On October 30th and 31st, 2023, the US Department of Education visited New York City to meet with higher education leaders at the only Orthodox Jewish university in the country and convene educators, community leaders, and elected officials around preventing and addressing antisemitism in PK-12 schools. These conversations, taking place three weeks after the Hamas attacks in Israel, highlighted the pain that many Jewish students and educators are navigating and the urgency of addressing the sharp increase in antisemitism amid the subsequent Israel-Hamas conflict.
On Monday, October 30th, Katy Joseph, Deputy Director of the U.S. Department of Education’s Center for Faith-Based & Neighborhood Partnerships and Kalila Winters, Senior Advisor for the Office of the Secretary, visited Yeshiva University to learn about campus safety considerations for the only Orthodox Jewish institution of higher education in the country. Katy Joseph and Kalila Winters facilitated a roundtable with University administration leaders and students around the impact of the Israel-Hamas conflict on students’ ability to learn, increased safety measures across the university’s four campuses and the role of federal government in countering antisemitism in higher education. During the roundtable, Patrick Gallagher, Vice President of Administrative Services and Chief Administrative Services Officer at Yeshiva University mentioned that the University is taking additional measures to ensure students feel safe on campus and navigating the surrounding areas, including increased personnel to escort students to off campus housing and physical investments to further enclose the central campus in Upper Manhattan. Students highlighted initiatives they launched since October 7th to counter the rise in antisemitism and support friends and loved ones directly impacted by the conflict.
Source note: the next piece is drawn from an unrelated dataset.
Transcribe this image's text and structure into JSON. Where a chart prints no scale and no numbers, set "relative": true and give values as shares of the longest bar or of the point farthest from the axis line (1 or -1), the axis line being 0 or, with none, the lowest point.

Leaders of Yeshiva University’s undergraduate and graduate programs emphasized the value of providing space for students to learn about the conflict outside of their studies as well as mental health support and religious counseling for those in need. Through external-facing programs like the Care Café, the university is fostering relationships with the broader community. For instance, on November 14, 2023, the Care Café hosted a virtual interfaith forum with Dr. Que English, Director of the Center for Faith-Based and Neighborhood Partnerships at the U.S. Department and Health and Human Services.
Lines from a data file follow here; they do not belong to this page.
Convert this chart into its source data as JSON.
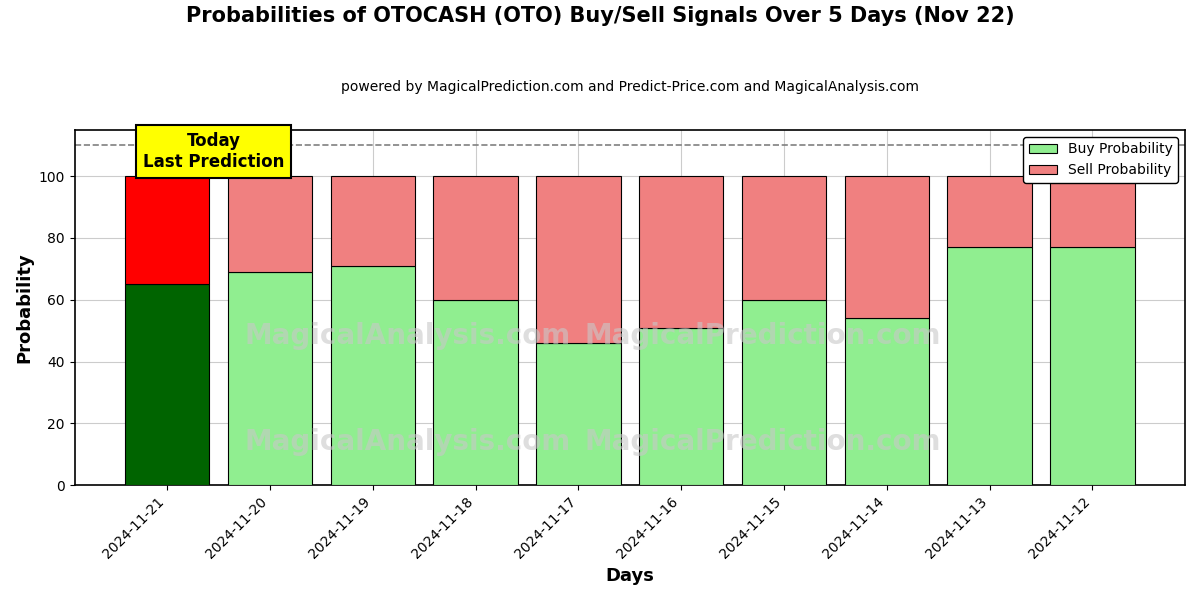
{
  "title": "Probabilities of OTOCASH (OTO) Buy/Sell Signals Over 5 Days (Nov 22)",
  "subtitle": "powered by MagicalPrediction.com and Predict-Price.com and MagicalAnalysis.com",
  "xlabel": "Days",
  "ylabel": "Probability",
  "categories": [
    "2024-11-21",
    "2024-11-20",
    "2024-11-19",
    "2024-11-18",
    "2024-11-17",
    "2024-11-16",
    "2024-11-15",
    "2024-11-14",
    "2024-11-13",
    "2024-11-12"
  ],
  "buy_values": [
    65,
    69,
    71,
    60,
    46,
    51,
    60,
    54,
    77,
    77
  ],
  "sell_values": [
    35,
    31,
    29,
    40,
    54,
    49,
    40,
    46,
    23,
    23
  ],
  "today_buy_color": "#006400",
  "today_sell_color": "#FF0000",
  "buy_color": "#90EE90",
  "sell_color": "#F08080",
  "bar_edge_color": "#000000",
  "today_annotation_bg": "#FFFF00",
  "today_annotation_text": "Today\nLast Prediction",
  "dashed_line_y": 110,
  "ylim": [
    0,
    115
  ],
  "yticks": [
    0,
    20,
    40,
    60,
    80,
    100
  ],
  "legend_buy_label": "Buy Probability",
  "legend_sell_label": "Sell Probability",
  "background_color": "#ffffff",
  "grid_color": "#cccccc",
  "bar_width": 0.82,
  "watermark1": "MagicalAnalysis.com",
  "watermark2": "MagicalPrediction.com",
  "watermark_color": "#c8c8c8",
  "watermark_fontsize": 20
}
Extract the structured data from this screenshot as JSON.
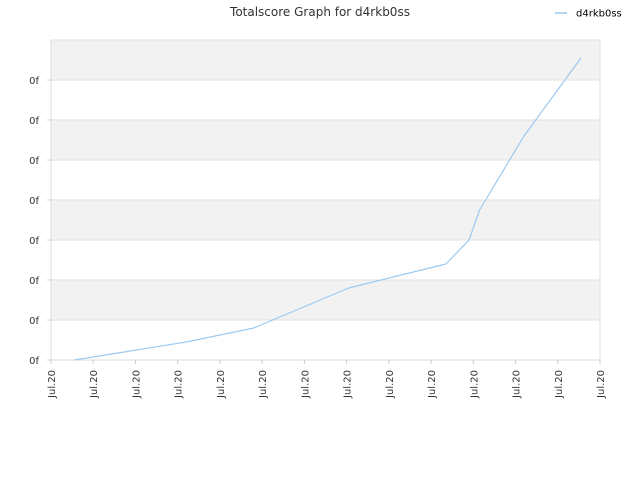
{
  "chart_data": {
    "type": "line",
    "title": "Totalscore Graph for d4rkb0ss",
    "xlabel": "",
    "ylabel": "",
    "x_tick_labels": [
      "Jul.20",
      "Jul.20",
      "Jul.20",
      "Jul.20",
      "Jul.20",
      "Jul.20",
      "Jul.20",
      "Jul.20",
      "Jul.20",
      "Jul.20",
      "Jul.20",
      "Jul.20",
      "Jul.20",
      "Jul.20"
    ],
    "y_tick_labels": [
      "0f",
      "0f",
      "0f",
      "0f",
      "0f",
      "0f",
      "0f",
      "0f"
    ],
    "xlim": [
      0,
      13
    ],
    "ylim": [
      0,
      8
    ],
    "grid": true,
    "legend_position": "top-right",
    "series": [
      {
        "name": "d4rkb0ss",
        "color": "#9ccaf2",
        "x": [
          0.55,
          2.2,
          3.2,
          4.8,
          7.05,
          9.35,
          9.9,
          10.15,
          11.2,
          12.55
        ],
        "y": [
          0.0,
          0.28,
          0.45,
          0.8,
          1.8,
          2.4,
          3.0,
          3.75,
          5.6,
          7.55
        ]
      }
    ]
  }
}
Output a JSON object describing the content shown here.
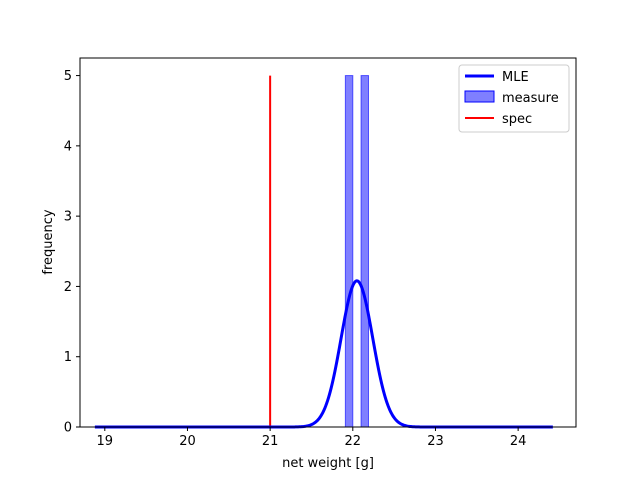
{
  "chart_data": {
    "type": "bar",
    "xlabel": "net weight [g]",
    "ylabel": "frequency",
    "xlim": [
      18.7,
      24.7
    ],
    "ylim": [
      0,
      5.25
    ],
    "xticks": [
      19,
      20,
      21,
      22,
      23,
      24
    ],
    "yticks": [
      0,
      1,
      2,
      3,
      4,
      5
    ],
    "grid": false,
    "legend_position": "upper-right",
    "histogram": {
      "name": "measure",
      "color": "#0000ff",
      "bins": [
        {
          "x0": 21.91,
          "x1": 22.0,
          "value": 5
        },
        {
          "x0": 22.1,
          "x1": 22.19,
          "value": 5
        }
      ]
    },
    "mle_curve": {
      "name": "MLE",
      "color": "#0000ff",
      "type": "line",
      "mean": 22.05,
      "peak": 2.08,
      "x_range": [
        18.88,
        24.42
      ]
    },
    "spec_line": {
      "name": "spec",
      "color": "#ff0000",
      "type": "vline",
      "x": 21.0,
      "y_range": [
        0,
        5
      ]
    },
    "legend": [
      "MLE",
      "measure",
      "spec"
    ]
  }
}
On Tuesday, October 31st, the U.S. Department of Education joined United Jewish Appeal Federation of New York (UJA Federation) for a special convening of federal, state, and city leaders focused on fostering inclusive learning environments for Jewish students and those of all religious, spiritual, and secular identities. The UJA Federation is the largest local philanthropy in the world whose mission is to “care for Jews everywhere and New Yorkers of all backgrounds, respond to crises close to home and far away, and shape our Jewish future.”
The first part of the convening highlighted the release of the White House’s National Strategy to Counter Antisemitism and the U.S. Department of Education’s implementation under our Antisemitism Awareness Campaign. Roberto Rodriguez, Assistant Secretary of the Department’s Office of Planning, Evaluation, and Policy Development, Shelley Greenspan, White House Liaison to the American Jewish Community, and Deputy Director Joseph provided remarks. Following the remarks, Deputy Director Joseph facilitated a panel discussion with Assistant Secretary Rodriguez and Liaison Greenspan to dive deeper into the Administration’s initiatives to engage Jewish communities across the country and ensure that all students can thrive.
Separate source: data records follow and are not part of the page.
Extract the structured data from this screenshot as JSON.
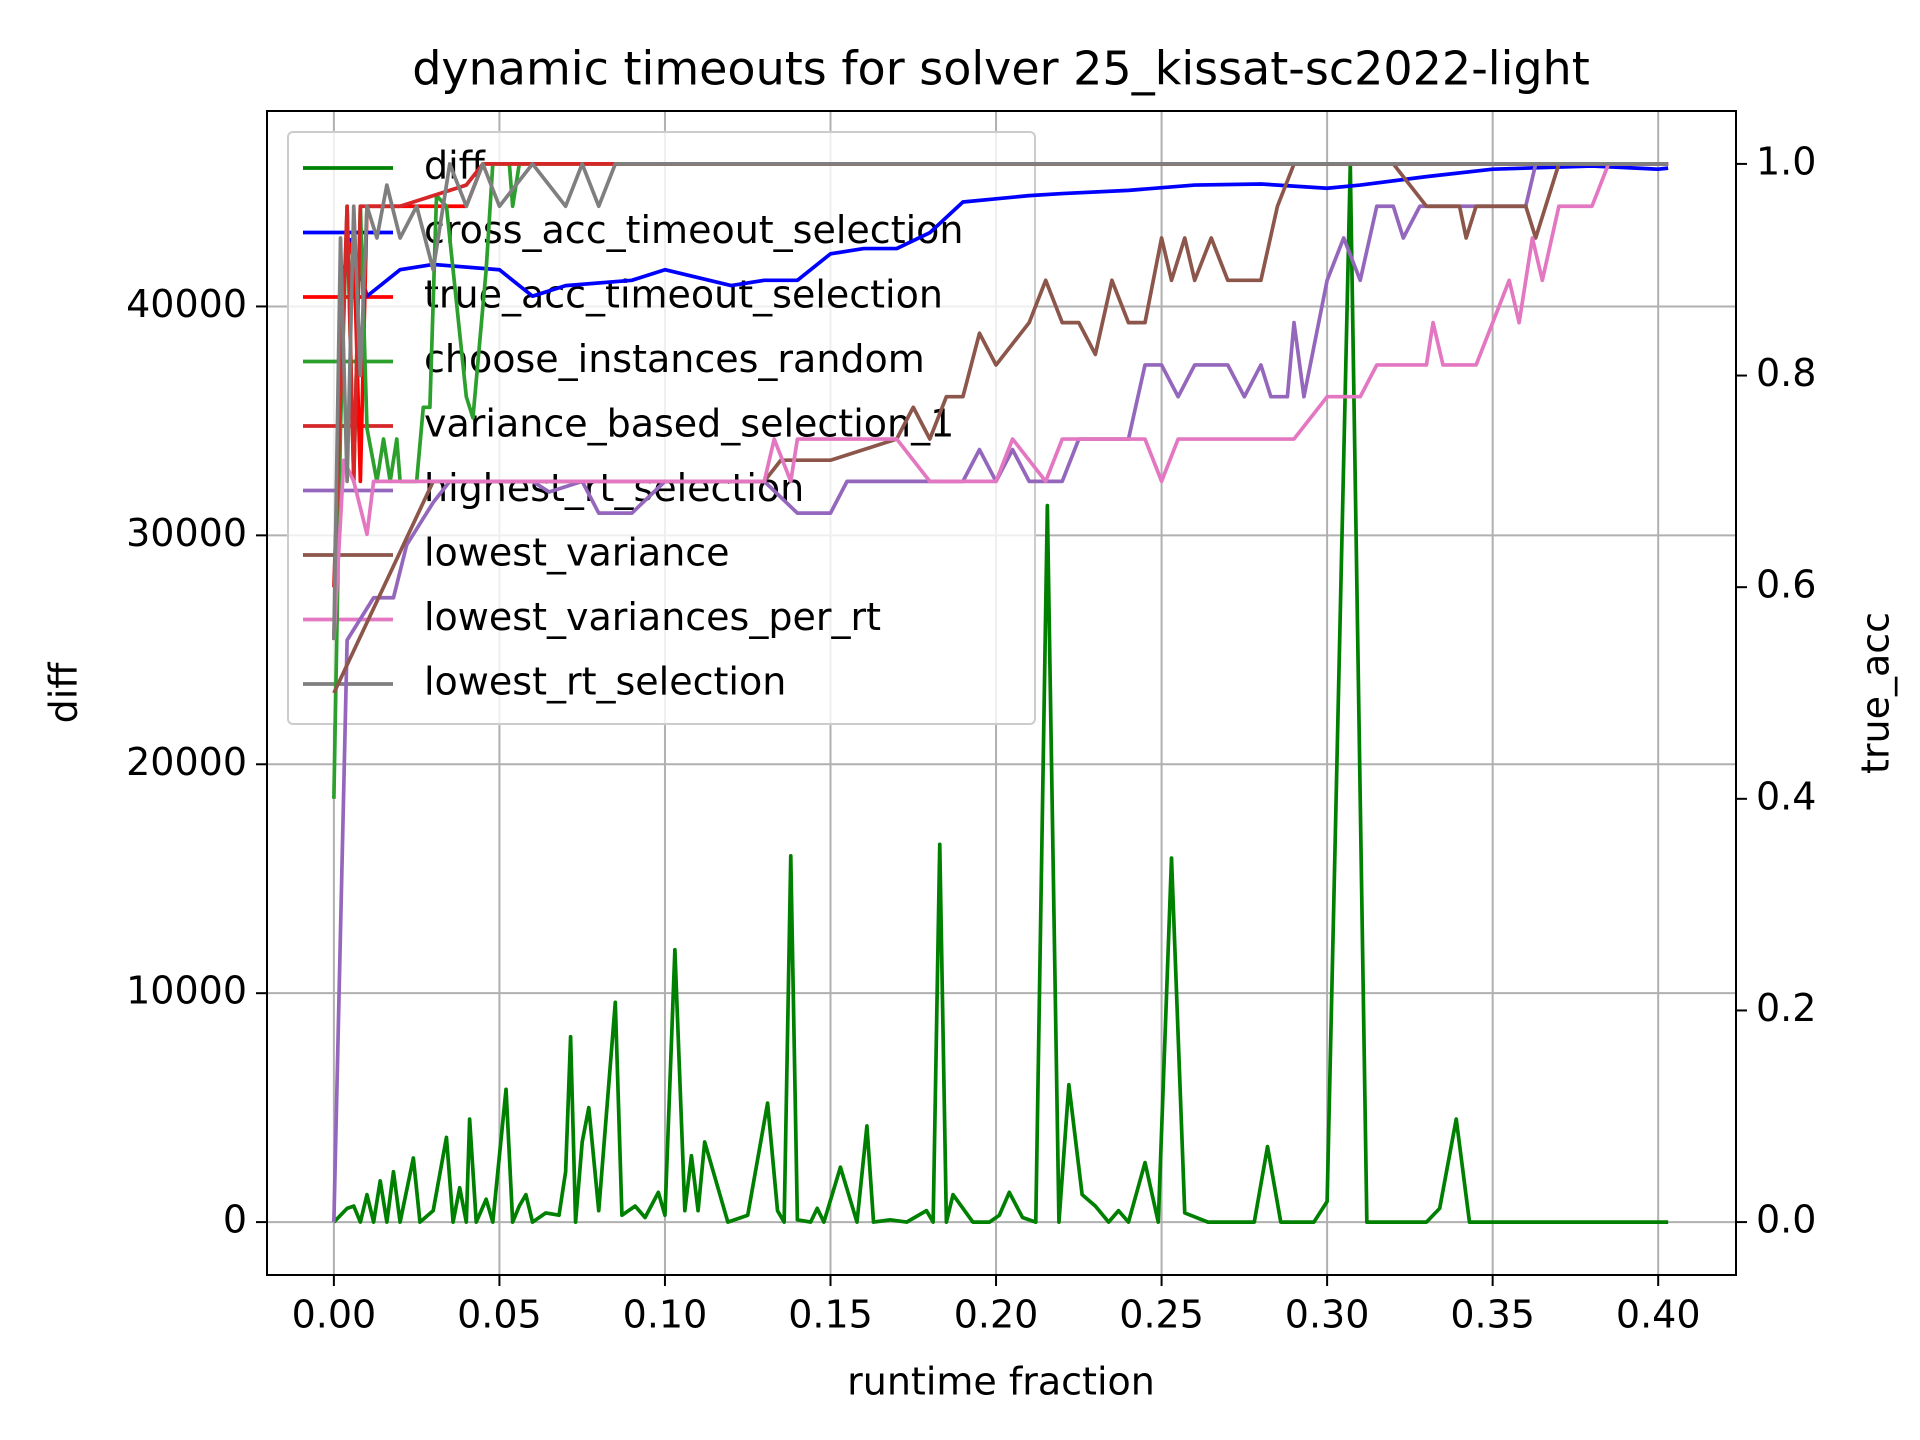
{
  "chart_data": {
    "type": "line",
    "title": "dynamic timeouts for solver 25_kissat-sc2022-light",
    "x_label": "runtime fraction",
    "y_label": "diff",
    "y2_label": "true_acc",
    "y_label_color": "green",
    "y2_label_color": "red",
    "xlim": [
      -0.0202,
      0.4235
    ],
    "ylim": [
      -2311,
      48538
    ],
    "y2lim": [
      -0.05,
      1.05
    ],
    "xticks": [
      {
        "value": 0,
        "label": "0.00"
      },
      {
        "value": 0.05,
        "label": "0.05"
      },
      {
        "value": 0.1,
        "label": "0.10"
      },
      {
        "value": 0.15,
        "label": "0.15"
      },
      {
        "value": 0.2,
        "label": "0.20"
      },
      {
        "value": 0.25,
        "label": "0.25"
      },
      {
        "value": 0.3,
        "label": "0.30"
      },
      {
        "value": 0.35,
        "label": "0.35"
      },
      {
        "value": 0.4,
        "label": "0.40"
      }
    ],
    "yticks": [
      0,
      10000,
      20000,
      30000,
      40000
    ],
    "y2ticks": [
      {
        "value": 0,
        "label": "0.0"
      },
      {
        "value": 0.2,
        "label": "0.2"
      },
      {
        "value": 0.4,
        "label": "0.4"
      },
      {
        "value": 0.6,
        "label": "0.6"
      },
      {
        "value": 0.8,
        "label": "0.8"
      },
      {
        "value": 1.0,
        "label": "1.0"
      }
    ],
    "grid": true,
    "legend": "upper left",
    "series": [
      {
        "name": "diff",
        "color": "#008000",
        "axis": "y",
        "x": [
          0,
          0.002,
          0.004,
          0.006,
          0.008,
          0.01,
          0.012,
          0.014,
          0.016,
          0.018,
          0.02,
          0.024,
          0.026,
          0.03,
          0.034,
          0.036,
          0.038,
          0.04,
          0.041,
          0.043,
          0.046,
          0.048,
          0.052,
          0.054,
          0.056,
          0.058,
          0.06,
          0.064,
          0.068,
          0.07,
          0.0715,
          0.073,
          0.075,
          0.077,
          0.08,
          0.085,
          0.087,
          0.091,
          0.094,
          0.098,
          0.1,
          0.103,
          0.106,
          0.108,
          0.11,
          0.112,
          0.119,
          0.125,
          0.131,
          0.134,
          0.136,
          0.138,
          0.14,
          0.144,
          0.146,
          0.148,
          0.153,
          0.158,
          0.161,
          0.163,
          0.168,
          0.173,
          0.179,
          0.181,
          0.183,
          0.185,
          0.187,
          0.193,
          0.198,
          0.201,
          0.204,
          0.208,
          0.212,
          0.2155,
          0.219,
          0.222,
          0.226,
          0.23,
          0.234,
          0.237,
          0.24,
          0.245,
          0.249,
          0.253,
          0.257,
          0.264,
          0.278,
          0.282,
          0.286,
          0.296,
          0.3,
          0.307,
          0.312,
          0.33,
          0.334,
          0.339,
          0.343,
          0.403
        ],
        "values": [
          0,
          300,
          600,
          700,
          0,
          1200,
          0,
          1800,
          0,
          2200,
          0,
          2800,
          0,
          500,
          3700,
          0,
          1500,
          0,
          4500,
          0,
          1000,
          0,
          5800,
          0,
          700,
          1200,
          0,
          400,
          300,
          2200,
          8100,
          0,
          3500,
          5000,
          500,
          9600,
          300,
          700,
          200,
          1300,
          300,
          11900,
          500,
          2900,
          500,
          3500,
          0,
          300,
          5200,
          500,
          0,
          16000,
          100,
          0,
          600,
          0,
          2400,
          0,
          4200,
          0,
          100,
          0,
          500,
          0,
          16500,
          0,
          1200,
          0,
          0,
          300,
          1300,
          200,
          0,
          31300,
          0,
          6000,
          1200,
          700,
          0,
          500,
          0,
          2600,
          0,
          15900,
          400,
          0,
          0,
          3300,
          0,
          0,
          900,
          46200,
          0,
          0,
          600,
          4500,
          0,
          0
        ]
      },
      {
        "name": "cross_acc_timeout_selection",
        "color": "#0000ff",
        "axis": "y2",
        "x": [
          0.005,
          0.01,
          0.02,
          0.03,
          0.05,
          0.06,
          0.07,
          0.09,
          0.1,
          0.12,
          0.13,
          0.14,
          0.15,
          0.16,
          0.17,
          0.18,
          0.19,
          0.2,
          0.21,
          0.22,
          0.24,
          0.26,
          0.28,
          0.3,
          0.31,
          0.33,
          0.35,
          0.38,
          0.4,
          0.403
        ],
        "values": [
          0.93,
          0.875,
          0.9,
          0.905,
          0.9,
          0.875,
          0.885,
          0.89,
          0.9,
          0.885,
          0.89,
          0.89,
          0.915,
          0.92,
          0.92,
          0.935,
          0.964,
          0.967,
          0.97,
          0.972,
          0.975,
          0.98,
          0.981,
          0.977,
          0.98,
          0.988,
          0.995,
          0.998,
          0.995,
          0.996
        ]
      },
      {
        "name": "true_acc_timeout_selection",
        "color": "#ff0000",
        "axis": "y2",
        "x": [
          0,
          0.003,
          0.006,
          0.008,
          0.01,
          0.02,
          0.03,
          0.04,
          0.045,
          0.403
        ],
        "values": [
          0.55,
          0.9,
          0.93,
          0.7,
          0.96,
          0.96,
          0.96,
          0.96,
          1.0,
          1.0
        ]
      },
      {
        "name": "choose_instances_random",
        "color": "#2ca02c",
        "axis": "y2",
        "x": [
          0,
          0.002,
          0.004,
          0.006,
          0.008,
          0.01,
          0.013,
          0.015,
          0.017,
          0.019,
          0.02,
          0.025,
          0.027,
          0.029,
          0.031,
          0.034,
          0.036,
          0.04,
          0.042,
          0.046,
          0.048,
          0.053,
          0.054,
          0.056,
          0.06,
          0.403
        ],
        "values": [
          0.4,
          0.75,
          0.96,
          0.7,
          0.96,
          0.75,
          0.7,
          0.74,
          0.7,
          0.74,
          0.7,
          0.7,
          0.77,
          0.77,
          0.97,
          0.96,
          0.9,
          0.78,
          0.76,
          0.9,
          1.0,
          1.0,
          0.96,
          1.0,
          1.0,
          1.0
        ]
      },
      {
        "name": "variance_based_selection_1",
        "color": "#d62728",
        "axis": "y2",
        "x": [
          0,
          0.004,
          0.006,
          0.008,
          0.02,
          0.04,
          0.045,
          0.403
        ],
        "values": [
          0.6,
          0.96,
          0.7,
          0.96,
          0.96,
          0.98,
          1.0,
          1.0
        ]
      },
      {
        "name": "highest_rt_selection",
        "color": "#9467bd",
        "axis": "y2",
        "x": [
          0,
          0.004,
          0.008,
          0.012,
          0.018,
          0.022,
          0.026,
          0.03,
          0.035,
          0.06,
          0.065,
          0.075,
          0.08,
          0.09,
          0.1,
          0.13,
          0.14,
          0.15,
          0.155,
          0.19,
          0.195,
          0.2,
          0.205,
          0.21,
          0.22,
          0.225,
          0.24,
          0.245,
          0.25,
          0.255,
          0.26,
          0.27,
          0.275,
          0.28,
          0.283,
          0.288,
          0.29,
          0.293,
          0.3,
          0.305,
          0.31,
          0.315,
          0.32,
          0.323,
          0.328,
          0.36,
          0.363,
          0.403
        ],
        "values": [
          0,
          0.55,
          0.57,
          0.59,
          0.59,
          0.64,
          0.66,
          0.68,
          0.7,
          0.7,
          0.69,
          0.7,
          0.67,
          0.67,
          0.7,
          0.7,
          0.67,
          0.67,
          0.7,
          0.7,
          0.73,
          0.7,
          0.73,
          0.7,
          0.7,
          0.74,
          0.74,
          0.81,
          0.81,
          0.78,
          0.81,
          0.81,
          0.78,
          0.81,
          0.78,
          0.78,
          0.85,
          0.78,
          0.89,
          0.93,
          0.89,
          0.96,
          0.96,
          0.93,
          0.96,
          0.96,
          1.0,
          1.0
        ]
      },
      {
        "name": "lowest_variance",
        "color": "#8c564b",
        "axis": "y2",
        "x": [
          0,
          0.03,
          0.13,
          0.135,
          0.15,
          0.17,
          0.175,
          0.18,
          0.185,
          0.19,
          0.195,
          0.2,
          0.21,
          0.215,
          0.22,
          0.225,
          0.23,
          0.235,
          0.24,
          0.245,
          0.25,
          0.253,
          0.257,
          0.26,
          0.265,
          0.27,
          0.28,
          0.285,
          0.29,
          0.32,
          0.33,
          0.34,
          0.342,
          0.345,
          0.36,
          0.363,
          0.37,
          0.403
        ],
        "values": [
          0.5,
          0.7,
          0.7,
          0.72,
          0.72,
          0.74,
          0.77,
          0.74,
          0.78,
          0.78,
          0.84,
          0.81,
          0.85,
          0.89,
          0.85,
          0.85,
          0.82,
          0.89,
          0.85,
          0.85,
          0.93,
          0.89,
          0.93,
          0.89,
          0.93,
          0.89,
          0.89,
          0.96,
          1.0,
          1.0,
          0.96,
          0.96,
          0.93,
          0.96,
          0.96,
          0.93,
          1.0,
          1.0
        ]
      },
      {
        "name": "lowest_variances_per_rt",
        "color": "#e377c2",
        "axis": "y2",
        "x": [
          0,
          0.003,
          0.006,
          0.01,
          0.012,
          0.02,
          0.13,
          0.133,
          0.138,
          0.14,
          0.17,
          0.18,
          0.2,
          0.205,
          0.215,
          0.22,
          0.245,
          0.25,
          0.255,
          0.29,
          0.3,
          0.31,
          0.315,
          0.33,
          0.332,
          0.335,
          0.345,
          0.35,
          0.355,
          0.358,
          0.362,
          0.365,
          0.37,
          0.38,
          0.385,
          0.403
        ],
        "values": [
          0.55,
          0.72,
          0.7,
          0.65,
          0.7,
          0.7,
          0.7,
          0.74,
          0.7,
          0.74,
          0.74,
          0.7,
          0.7,
          0.74,
          0.7,
          0.74,
          0.74,
          0.7,
          0.74,
          0.74,
          0.78,
          0.78,
          0.81,
          0.81,
          0.85,
          0.81,
          0.81,
          0.85,
          0.89,
          0.85,
          0.93,
          0.89,
          0.96,
          0.96,
          1.0,
          1.0
        ]
      },
      {
        "name": "lowest_rt_selection",
        "color": "#7f7f7f",
        "axis": "y2",
        "x": [
          0,
          0.002,
          0.004,
          0.006,
          0.008,
          0.01,
          0.013,
          0.016,
          0.02,
          0.025,
          0.03,
          0.035,
          0.04,
          0.045,
          0.05,
          0.06,
          0.07,
          0.075,
          0.08,
          0.085,
          0.403
        ],
        "values": [
          0.55,
          0.93,
          0.7,
          0.96,
          0.8,
          0.96,
          0.93,
          0.98,
          0.93,
          0.96,
          0.9,
          1.0,
          0.96,
          1.0,
          0.96,
          1.0,
          0.96,
          1.0,
          0.96,
          1.0,
          1.0
        ]
      }
    ]
  }
}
For the second part of the program, UJA hosted state and city leaders as well as a practitioner panel highlighting effective strategies for countering antisemitism at the school and classroom level. New York State Deputy Secretary of Education Maria Fernandez and NYC Chancellor of Education David C. Banks strongly condemned the rise in antisemitism and related forms of bias in PK-12 schools and emphasized the key role that educators and administrators play in setting community norms.